No matter what, you should be reading the news

It would seem that the news has become an increasingly frustrating affair to keep up to date on, whether that be because of the increasing amount of horrifying content or the intrusive ways that the media industry has come to force that content onto us. In response to this frustration, a growing population of people have begun to completely tune out the news. In order to avoid the anger and frustration often caused by appraisal of current events, they simply choose to tout their privilege and security by disavowing current events altogether. However, this mindset just perpetuates the injustices the news reports on in the first place.

News outlets play a vital role in a healthy democracy. In order for a democracy to function, its citizens need to be informed. The news serves as the liaison between the people and the government, an entity whose sole purpose is to serve the people. People who choose to ignore the news, therefore, are only doing a disservice to themselves. In fact, choosing to ignore the news because its contents are “too depressing” or anger-invoking is entirely hypocritical. If you truly care about contentious issues to the point that you become upset when hearing about them, then you should want to remain informed so you can hold your government accountable.

Whenever I go home and, inevitably, end up in a political debate with my family or knee-deep in a discussion about another terrifying Trump tweet, my sister proudly declares that she doesn’t look at any of that and is much happier for it. This always sparks a tangential debate as I argue with her about how I disagree with her attitude toward politics and the world around her. “How can you expect to vote with any confidence in elections if you have no idea what is going on in the world around you?” I ask her.

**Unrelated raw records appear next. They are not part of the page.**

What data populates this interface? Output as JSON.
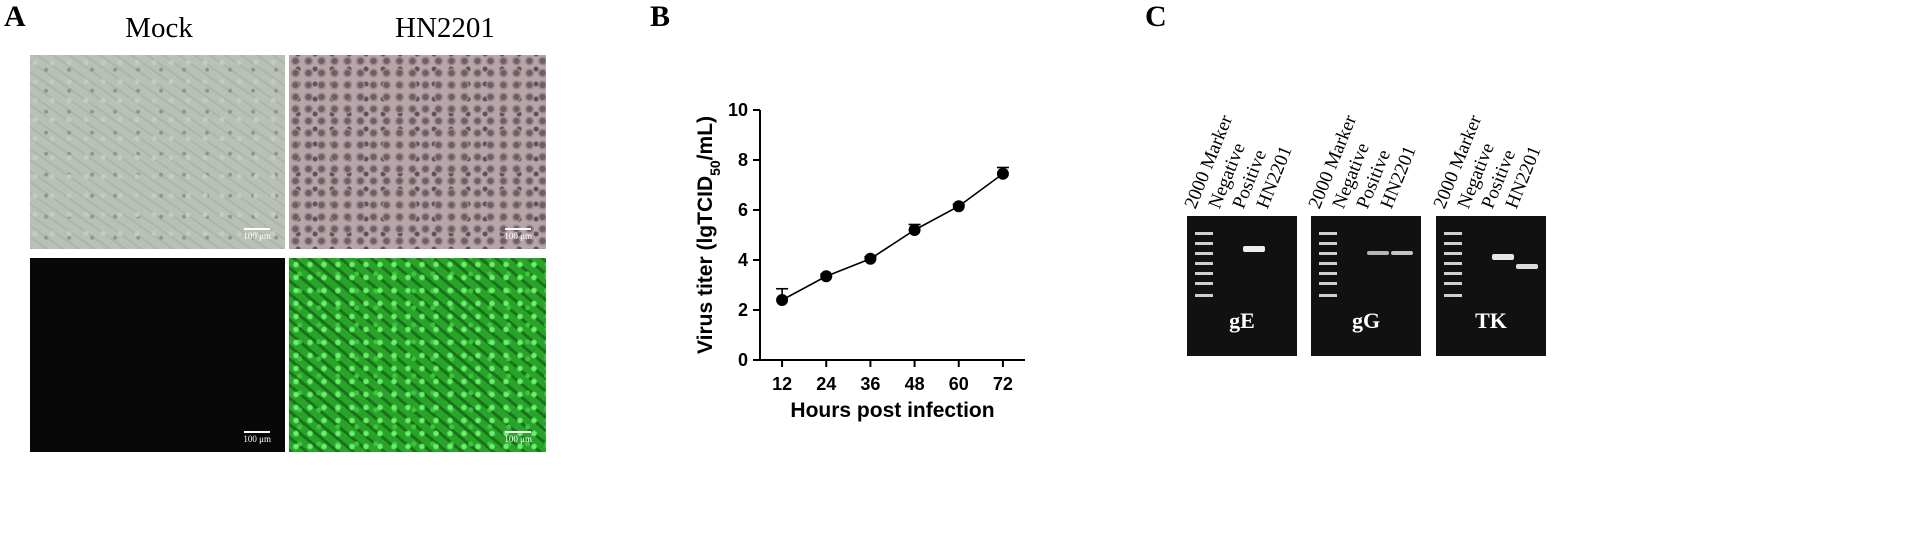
{
  "panels": {
    "a": {
      "letter": "A",
      "col1": "Mock",
      "col2": "HN2201",
      "scale": "100 μm"
    },
    "b": {
      "letter": "B"
    },
    "c": {
      "letter": "C"
    }
  },
  "chart_data": {
    "type": "line",
    "xlabel": "Hours post infection",
    "ylabel_prefix": "Virus titer (lgTCID",
    "ylabel_sub": "50",
    "ylabel_suffix": "/mL)",
    "x": [
      12,
      24,
      36,
      48,
      60,
      72
    ],
    "y": [
      2.4,
      3.35,
      4.05,
      5.2,
      6.15,
      7.45
    ],
    "err": [
      0.45,
      0.08,
      0.08,
      0.22,
      0.08,
      0.25
    ],
    "xticks": [
      "12",
      "24",
      "36",
      "48",
      "60",
      "72"
    ],
    "yticks": [
      "0",
      "2",
      "4",
      "6",
      "8",
      "10"
    ],
    "ylim": [
      0,
      10
    ],
    "grid": false
  },
  "gels": [
    {
      "label": "gE",
      "lanes": [
        "2000 Marker",
        "Negative",
        "Positive",
        "HN2201"
      ]
    },
    {
      "label": "gG",
      "lanes": [
        "2000 Marker",
        "Negative",
        "Positive",
        "HN2201"
      ]
    },
    {
      "label": "TK",
      "lanes": [
        "2000 Marker",
        "Negative",
        "Positive",
        "HN2201"
      ]
    }
  ]
}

To remain ignorant of the issues that are pervading society is to allow those issues to continue. In a democracy, ignorance is complacency. I don’t want you to tune out. I don’t want you to be relaxed with the way things are. Pay attention. I want you to be angry. You say these issues upset you, yet you are unwilling to be upset by them. You would rather be comfortable and ignorant than continue in your discomfort until you see that these issues are resolved. So instead, you simply tune out. You allow these horrifying realities to continue without protest.

This is how democracies fail. When this mentality spreads and it becomes normal for people to “all [leave] the driving up to someone else,” corruption flourishes and rights disappear in silence (The Guardian, “My year of living ignorantly: I entered a news blackout the day Trump was elected,” 01.18.18). Don’t think for one moment that the United States’ dubious reputation as a leader among democracies can save it from slipping into the grips of corruption if its residents lose interest in monitoring and correcting its course. If you care at all about the future of your country and the lives of those around you—which I assume you do, considering how much of the news upsets you—then it is your duty to stay informed, to know the issues arising and to know what part you can play in those issues, however big or small they may be. And if you don’t read the news because you lack empathy and don’t care? Just fess up already.

The reason that Bernie Sanders and Elizabeth Warren are such successful candidates, and frankly why Donald Trump was in 2016, is because they are able to tap into what makes people angry. They remind people why they are angry and why they should be angry. If you want to avoid the frustration of events found in the news, don’t selfishly tune them out, because there are people who do not have that luxury. The horrors you read about affect real people in real, unavoidable ways. Pay attention, see the terrible things that are happening and get fucking angry. Use that anger. Do something about it.